In October 2018, HLN announced that Pereira's employment with the network was ending, along with that of Ashleigh Banfield and Carol Costello, based on the network's decision to scale back its live news programming. The final broadcast of Pereira's show (as well as the shows hosted by Banfield and Costello) took place on October 26, 2018.

Pereira launched her new career at KTTV (channel 11) starting October 2020.

Pereira served as the co-host of KTLA Morning News, Los Angeles' number one rated morning newscast, for nine years. The program won nine Emmy Awards, including one for "Best Regularly Scheduled Daily News". Pereira won three Radio & TV News Association Golden Mike Awards: in 2006 for live coverage of a news story, "Urban Farm Eviction," and the Best Daytime News Broadcast in both 2004 and 2006. She was also honored with two Mark Twain Awards in 2004 for "Best Live Coverage of a News Event, Hostage Standoff Mexican Consulate," and the "Best 60 Minute Broadcast: KTLA Morning News."

She is chairwoman of the board of LA's BEST Friends, an after school education, enrichment and recreation program. She served as a member of the board of directors for the Long Beach Boys and Girls Club; an advisory board member of Court Appointed Special Advocates (CASA), supporting children in foster care; an advisory board member of EmpowerTech, serving people with disabilities; and co-chair of the advisory board of Optimist Youth Home, providing services for troubled youth.

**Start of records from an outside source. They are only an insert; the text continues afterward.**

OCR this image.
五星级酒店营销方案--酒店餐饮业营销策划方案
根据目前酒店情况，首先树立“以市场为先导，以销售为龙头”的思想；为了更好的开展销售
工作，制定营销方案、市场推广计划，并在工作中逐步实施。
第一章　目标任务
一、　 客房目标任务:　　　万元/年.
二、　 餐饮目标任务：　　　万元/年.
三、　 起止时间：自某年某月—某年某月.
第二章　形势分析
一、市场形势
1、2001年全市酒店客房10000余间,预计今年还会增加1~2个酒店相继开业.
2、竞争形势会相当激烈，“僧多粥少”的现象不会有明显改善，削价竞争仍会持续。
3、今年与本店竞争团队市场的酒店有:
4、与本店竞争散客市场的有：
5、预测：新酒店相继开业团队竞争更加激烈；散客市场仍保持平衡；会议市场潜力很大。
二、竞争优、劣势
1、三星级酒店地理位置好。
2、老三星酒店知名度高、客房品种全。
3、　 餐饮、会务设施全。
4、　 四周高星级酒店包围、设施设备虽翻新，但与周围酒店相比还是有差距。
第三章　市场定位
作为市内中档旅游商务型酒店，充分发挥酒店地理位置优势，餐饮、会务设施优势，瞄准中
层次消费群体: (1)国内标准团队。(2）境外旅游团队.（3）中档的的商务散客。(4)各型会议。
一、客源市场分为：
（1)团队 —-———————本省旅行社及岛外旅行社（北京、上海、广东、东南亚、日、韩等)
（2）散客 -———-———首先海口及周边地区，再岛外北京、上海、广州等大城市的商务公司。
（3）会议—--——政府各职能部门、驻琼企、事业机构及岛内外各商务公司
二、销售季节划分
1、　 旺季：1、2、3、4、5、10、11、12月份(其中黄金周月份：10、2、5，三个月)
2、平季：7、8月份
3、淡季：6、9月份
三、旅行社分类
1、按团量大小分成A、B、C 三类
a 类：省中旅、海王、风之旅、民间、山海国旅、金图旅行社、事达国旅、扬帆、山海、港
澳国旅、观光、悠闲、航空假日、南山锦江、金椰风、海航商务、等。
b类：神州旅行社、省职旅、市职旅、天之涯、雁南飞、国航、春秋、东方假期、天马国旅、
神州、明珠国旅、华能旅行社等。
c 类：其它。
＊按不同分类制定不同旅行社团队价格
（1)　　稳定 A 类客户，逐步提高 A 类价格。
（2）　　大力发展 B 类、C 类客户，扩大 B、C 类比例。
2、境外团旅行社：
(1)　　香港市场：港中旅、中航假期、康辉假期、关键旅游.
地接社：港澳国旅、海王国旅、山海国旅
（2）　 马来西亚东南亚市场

Pereira is a member of the National Association of Black Journalists, the Black Journalists Association of Southern California, and American Women in Radio and Television. She is also active with the National Association for the Advancement of Colored People (NAACP).

== Personal life ==
Pereira was adopted. Her parents and siblings do not share the same ethnic backgrounds, which has subsequently led her to be a strong advocate for the rights of children. Though she's lived and worked in the United States for several years she still maintains her Canadian citizenship. She speaks Portuguese, in addition to English, and was an avid snowboarder until a 2010 knee surgery.